Author: Cara Brunello

Crap, Cabs, and Construction: Learning How To Walk in Buenos Aires

There are three culprits that impede a traveler from walking the streets of Buenos Aires in a brisk, yet casually cool, manner. Crap, cabs, and construction.

“You have to look at the ground,” my sister-in-law tells me in Spanish. Her tone is firm and I immediately feel nine-years-old.

“All porteños watch the ground when they walk,” she says.

A porteño (meaning someone from the port) is a nickname reserved for those born and raised in Buenos Aires. I am not a porteño, and thus – I step in dog poop. In fact, I slip! in dog poop. Flailing clumsily – as if in a banana peel, slap-stick comedy sketch – and nearly wipe-out in front of an audience of sophisticated, alfresco diners who are, surely, all porteños.

“How can I look at the ground when I’m talking to you?” I ask her, as if the two acts are impossible to achieve simultaneously.

“Figure it out,” she says with a smirk.


“They didn’t mention that in your travel books,” my husband says, flicking his head in the direction of the aforementioned poop. Annoyed and embarrassed, I scrape the sole of my shoe against the edge of the sidewalk like an angry bull.

“What kind of country allows dog poop in the streets, anyway?” I ask.

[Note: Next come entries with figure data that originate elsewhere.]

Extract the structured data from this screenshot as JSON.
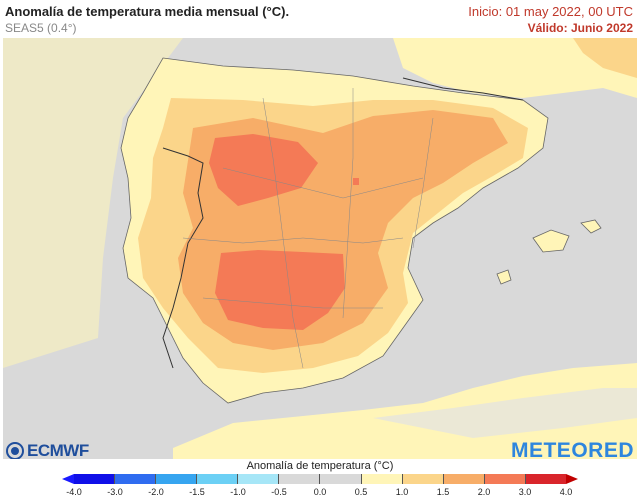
{
  "header": {
    "title": "Anomalía de temperatura media mensual (°C).",
    "subtitle": "SEAS5 (0.4°)",
    "init": "Inicio: 01 may 2022, 00 UTC",
    "valid": "Válido: Junio 2022"
  },
  "logos": {
    "left": "ECMWF",
    "right": "METEORED"
  },
  "legend": {
    "title": "Anomalía de temperatura (°C)",
    "ticks": [
      "-4.0",
      "-3.0",
      "-2.0",
      "-1.5",
      "-1.0",
      "-0.5",
      "0.0",
      "0.5",
      "1.0",
      "1.5",
      "2.0",
      "3.0",
      "4.0"
    ],
    "colors": [
      "#1010e8",
      "#2f6cf0",
      "#36a5f0",
      "#6cd0f5",
      "#a6e6f7",
      "#d9d9d9",
      "#d9d9d9",
      "#fff5b8",
      "#fbd58a",
      "#f7ad68",
      "#f47a56",
      "#d9252b"
    ]
  },
  "colors": {
    "sea": "#d9d9d9",
    "land_base": "#fff5b8",
    "anom_1": "#fbd58a",
    "anom_15": "#f7ad68",
    "anom_2": "#f47a56"
  }
}
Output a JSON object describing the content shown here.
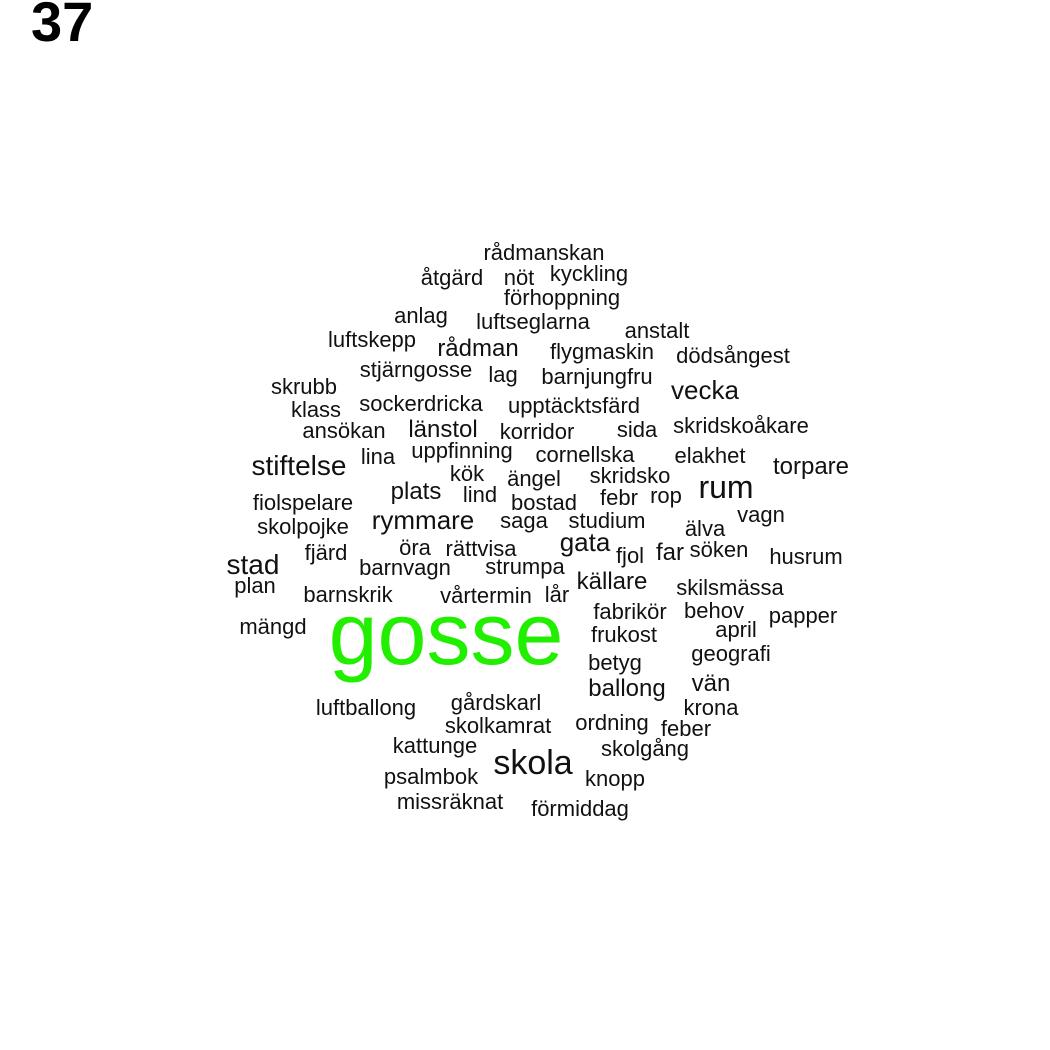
{
  "panel_label": "37",
  "highlight_color": "#22ee00",
  "text_color": "#111111",
  "words": [
    {
      "text": "rådmanskan"
    },
    {
      "text": "åtgärd"
    },
    {
      "text": "nöt"
    },
    {
      "text": "kyckling"
    },
    {
      "text": "förhoppning"
    },
    {
      "text": "anlag"
    },
    {
      "text": "luftseglarna"
    },
    {
      "text": "anstalt"
    },
    {
      "text": "luftskepp"
    },
    {
      "text": "rådman"
    },
    {
      "text": "flygmaskin"
    },
    {
      "text": "dödsångest"
    },
    {
      "text": "stjärngosse"
    },
    {
      "text": "lag"
    },
    {
      "text": "barnjungfru"
    },
    {
      "text": "skrubb"
    },
    {
      "text": "vecka"
    },
    {
      "text": "klass"
    },
    {
      "text": "sockerdricka"
    },
    {
      "text": "upptäcktsfärd"
    },
    {
      "text": "ansökan"
    },
    {
      "text": "länstol"
    },
    {
      "text": "korridor"
    },
    {
      "text": "sida"
    },
    {
      "text": "skridskoåkare"
    },
    {
      "text": "stiftelse"
    },
    {
      "text": "lina"
    },
    {
      "text": "uppfinning"
    },
    {
      "text": "cornellska"
    },
    {
      "text": "elakhet"
    },
    {
      "text": "torpare"
    },
    {
      "text": "kök"
    },
    {
      "text": "ängel"
    },
    {
      "text": "skridsko"
    },
    {
      "text": "rum"
    },
    {
      "text": "fiolspelare"
    },
    {
      "text": "plats"
    },
    {
      "text": "lind"
    },
    {
      "text": "bostad"
    },
    {
      "text": "febr"
    },
    {
      "text": "rop"
    },
    {
      "text": "skolpojke"
    },
    {
      "text": "rymmare"
    },
    {
      "text": "saga"
    },
    {
      "text": "studium"
    },
    {
      "text": "älva"
    },
    {
      "text": "vagn"
    },
    {
      "text": "fjärd"
    },
    {
      "text": "öra"
    },
    {
      "text": "rättvisa"
    },
    {
      "text": "gata"
    },
    {
      "text": "fjol"
    },
    {
      "text": "far"
    },
    {
      "text": "söken"
    },
    {
      "text": "husrum"
    },
    {
      "text": "stad"
    },
    {
      "text": "barnvagn"
    },
    {
      "text": "strumpa"
    },
    {
      "text": "källare"
    },
    {
      "text": "plan"
    },
    {
      "text": "skilsmässa"
    },
    {
      "text": "barnskrik"
    },
    {
      "text": "vårtermin"
    },
    {
      "text": "lår"
    },
    {
      "text": "fabrikör"
    },
    {
      "text": "behov"
    },
    {
      "text": "papper"
    },
    {
      "text": "mängd"
    },
    {
      "text": "gosse"
    },
    {
      "text": "april"
    },
    {
      "text": "frukost"
    },
    {
      "text": "geografi"
    },
    {
      "text": "betyg"
    },
    {
      "text": "ballong"
    },
    {
      "text": "vän"
    },
    {
      "text": "gårdskarl"
    },
    {
      "text": "luftballong"
    },
    {
      "text": "krona"
    },
    {
      "text": "skolkamrat"
    },
    {
      "text": "ordning"
    },
    {
      "text": "feber"
    },
    {
      "text": "kattunge"
    },
    {
      "text": "skolgång"
    },
    {
      "text": "skola"
    },
    {
      "text": "psalmbok"
    },
    {
      "text": "knopp"
    },
    {
      "text": "missräknat"
    },
    {
      "text": "förmiddag"
    }
  ]
}
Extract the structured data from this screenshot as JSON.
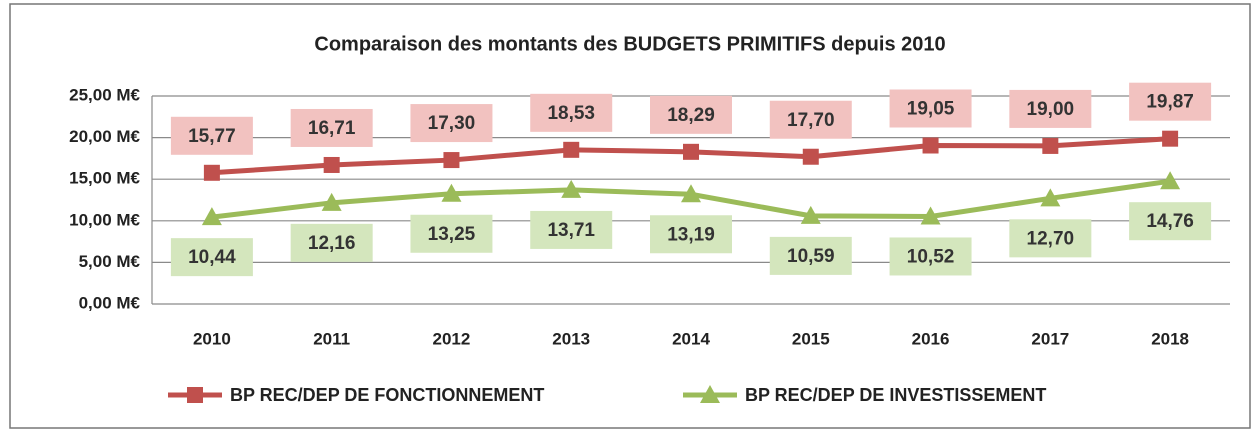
{
  "chart_data": {
    "type": "line",
    "title": "Comparaison des montants des BUDGETS PRIMITIFS depuis 2010",
    "categories": [
      "2010",
      "2011",
      "2012",
      "2013",
      "2014",
      "2015",
      "2016",
      "2017",
      "2018"
    ],
    "series": [
      {
        "name": "BP REC/DEP DE FONCTIONNEMENT",
        "color": "#c0504d",
        "label_color": "#f2c2c0",
        "marker": "square",
        "values": [
          15.77,
          16.71,
          17.3,
          18.53,
          18.29,
          17.7,
          19.05,
          19.0,
          19.87
        ],
        "value_labels": [
          "15,77",
          "16,71",
          "17,30",
          "18,53",
          "18,29",
          "17,70",
          "19,05",
          "19,00",
          "19,87"
        ]
      },
      {
        "name": "BP REC/DEP DE INVESTISSEMENT",
        "color": "#9bbb59",
        "label_color": "#d4e6bd",
        "marker": "triangle",
        "values": [
          10.44,
          12.16,
          13.25,
          13.71,
          13.19,
          10.59,
          10.52,
          12.7,
          14.76
        ],
        "value_labels": [
          "10,44",
          "12,16",
          "13,25",
          "13,71",
          "13,19",
          "10,59",
          "10,52",
          "12,70",
          "14,76"
        ]
      }
    ],
    "ylim": [
      0,
      25
    ],
    "yticks": [
      {
        "value": 0,
        "label": "0,00 M€"
      },
      {
        "value": 5,
        "label": "5,00 M€"
      },
      {
        "value": 10,
        "label": "10,00 M€"
      },
      {
        "value": 15,
        "label": "15,00 M€"
      },
      {
        "value": 20,
        "label": "20,00 M€"
      },
      {
        "value": 25,
        "label": "25,00 M€"
      }
    ],
    "grid": true,
    "legend": "bottom"
  }
}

“Argentina,” my husband says flatly. He gives me a look that says: Okay, okay. You stepped in poop. Let’s get a move on.

No cars in sight, I step off the curb to cross the street but am yanked back onto the sidewalk by my husband. “Espera,” he says. “Wait. Watch for the cabs coming around the corner. They don’t stop for pedestrians here.”

“What do you mean?”

“I mean, they don’t stop. They’ll hit you.”

“Good to know.”

I lean forward to get a better look at the corner and any oncoming traffic. A cab makes a sharp turn and gives a curt honk.Again, I lean forward, then arch back as another cab whips around the corner. My upper body swings back and forth like this several times and I feel ready to hop into a round of double-dutch jump rope. As we wait on the corner my mother-in-law leans into me and says: “Hold your purse. Thieves ride by on motorcycles and snatch your bag. They’ll drag you with them if they have to.”

“Come on,” I say incredulously.

She tucks her chin and raises an eyebrow. “Cómo que no?” she says. “You don’t think so, eh?”

We continue our walk down Avenida Santa Fe, a main shopping area in the popular neighborhood of Palermo. We pass dozens of storefront windows displaying every variety of women’s leather sandals: green, purple, orange, strappy, studded, high-heeled. My mother-in-law and I stop to point-out which pairs we like best. My husband and sister-in-law wait patiently on the curb while thick crowds of shoppers pass by. I notice immediately that no one in the crowd appears to be looking at the ground or guarding their purse.

Leaving the apartment this morning I had a vision of myself walking the tree-lined streets of Buenos Aires in a flouncy summer dress, hand-in-hand with my handsome beau, strangers’ heads turning to look at us, “What an attractive couple,” they would say in hushed tones. But here I am, clutching my purse to my chest, hunched-over like an old lady, peering at the ground for sneaky turds, tentatively peeking around the corner for flying cabs. My I’m-a-savvy-cosmopolitan-gal confidence having fully vanished, I feel like Bambi learning to walk on his scrawny fawn legs.

On the next block, and the block after, and the block after that we encounter sidewalk construction. Loose tiles, cracked tiles, missing tiles, ditches, mounds of dirt, piles of rocks, workers hoisting heavy pipes and carrying stacks of bricks across their chests. There are no warning signs, no bright orange cones, no taped-off areas.

“I know, I know,” I say before any of them can instruct me on how to maneuver the terrain, “I’m looking. I’m looking!

Cara Brunello is learning to walk and talk like a porteña, and is proud to report that it’s been weeks since she last stepped in dog poop.